The scenario is all too familiar – a person is injured in an auto accident only to find out that the other driver had little or no insurance. In reality, especially in times of financial crisis, many drivers go without liability insurance or purchase the minimum amount allowed by law.
You can protect yourself by reviewing your own automobile insurance policy. Your “declarations page” lists your coverages and the premiums you pay for each. The most important items on that page to protect you and your family members are the uninsured (UM) and underinsured motorist (UIM) coverages, which apply when you are hurt by a driver with no or little insurance. Further, unlike liability coverage, UM and UIM coverages apply (with some limitations) even when you are not in your own automobile – they follow you around.

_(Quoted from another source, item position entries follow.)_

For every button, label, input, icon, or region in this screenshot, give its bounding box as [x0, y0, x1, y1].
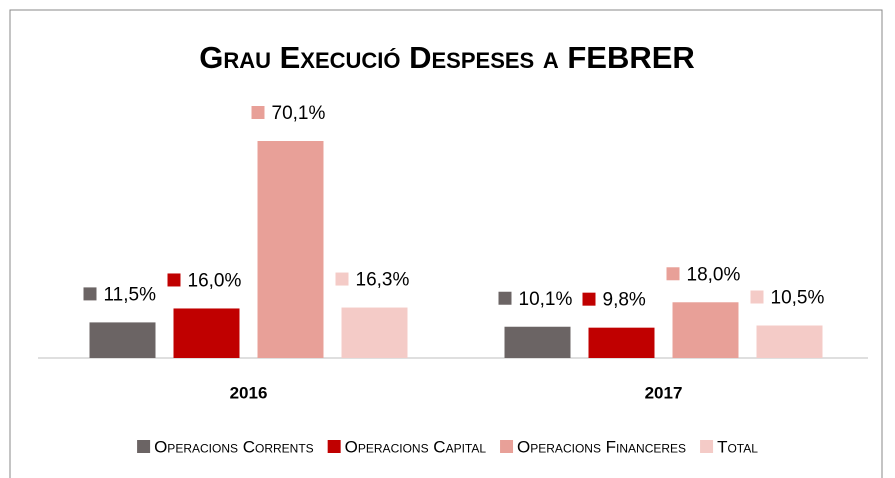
data-label-marker [167, 273, 181, 287]
data-label: 16,0% [188, 270, 242, 291]
x-tick-label: 2017 [645, 383, 683, 402]
legend-label: Total [717, 437, 758, 456]
data-label-marker [750, 290, 764, 304]
legend-swatch [327, 440, 341, 453]
data-label-marker [498, 291, 512, 305]
chart-border [9, 9, 883, 478]
data-label-marker [83, 287, 97, 301]
bar [341, 307, 408, 358]
data-label: 10,5% [771, 288, 825, 309]
x-tick-label: 2016 [230, 383, 268, 402]
data-label: 18,0% [687, 264, 741, 285]
data-label: 16,3% [356, 270, 410, 291]
data-label-marker [251, 106, 265, 119]
bar [173, 308, 240, 358]
legend-swatch [137, 440, 151, 453]
data-label: 9,8% [603, 290, 646, 311]
bar [89, 322, 156, 358]
legend-swatch [700, 440, 714, 453]
legend-label: Operacions Capital [345, 437, 487, 456]
legend-label: Operacions Financeres [517, 437, 686, 456]
bar [756, 325, 823, 358]
bar [504, 326, 571, 358]
bar [672, 302, 739, 358]
data-label: 70,1% [272, 103, 326, 124]
data-label: 10,1% [519, 289, 573, 310]
legend-label: Operacions Corrents [154, 437, 314, 456]
data-label-marker [335, 272, 349, 286]
chart-title: Grau Execució Despeses a FEBRER [199, 40, 695, 75]
legend-swatch [500, 440, 514, 453]
legend: Operacions Corrents Operacions Capital Ope… [137, 437, 758, 456]
bar [588, 327, 655, 358]
bar [257, 141, 324, 358]
data-label-marker [582, 292, 596, 306]
data-label-marker [666, 267, 680, 281]
data-label: 11,5% [104, 284, 157, 305]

It is advisable to have UM and UIM coverages in the same amount as your liability coverage. For example, if your liability coverage is in the amount of $100,000, then your UM and UIM coverages should be $100,000 each. In other words, you should protect yourself and your loved ones at least as much as you protect the other guy.

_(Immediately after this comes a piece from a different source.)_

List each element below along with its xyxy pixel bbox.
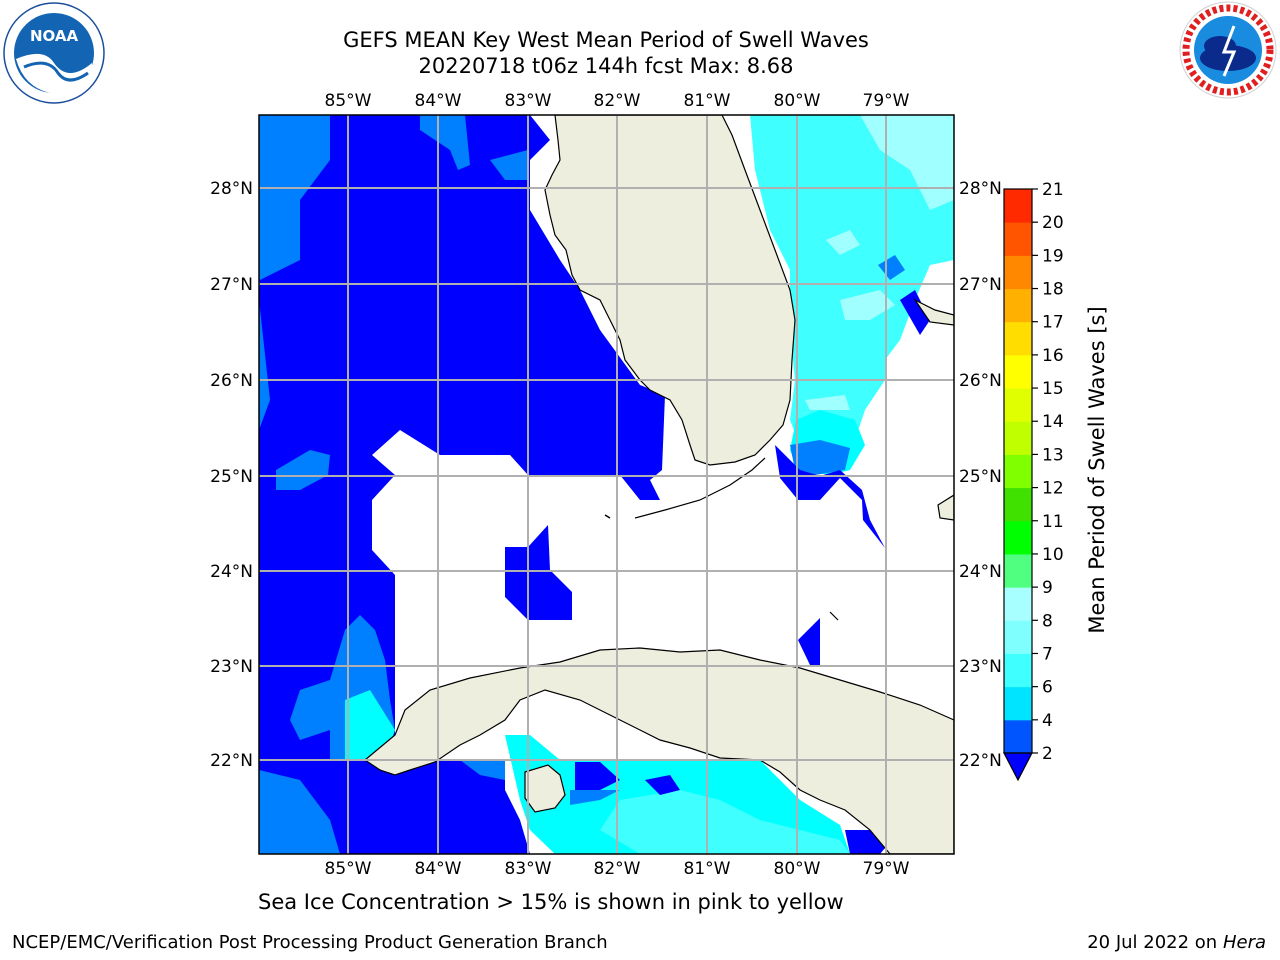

In West Virginia, unlike most states, UM and UIM are separate coverages. Also, UM coverage is mandatory in West Virginia while UIM coverage is optional (yet still highly advisable). As the name implies, UM coverage will likely be the only source that you have to pay for damages that you suffer when struck by a driver with no liability insurance.
In a situation where you are hurt by a driver without enough insurance, your UIM coverage will apply to any damages that you suffer in excess of his limit. For example, if you suffer $120,000 in damages but the other driver only had $20,000 in liability coverage, your UIM coverage would step in and pay the next $100,000 (if you have that much in coverage).
Check with your insurance agent - you may be surprised at how little additional cost these critical coverages will add to your policy.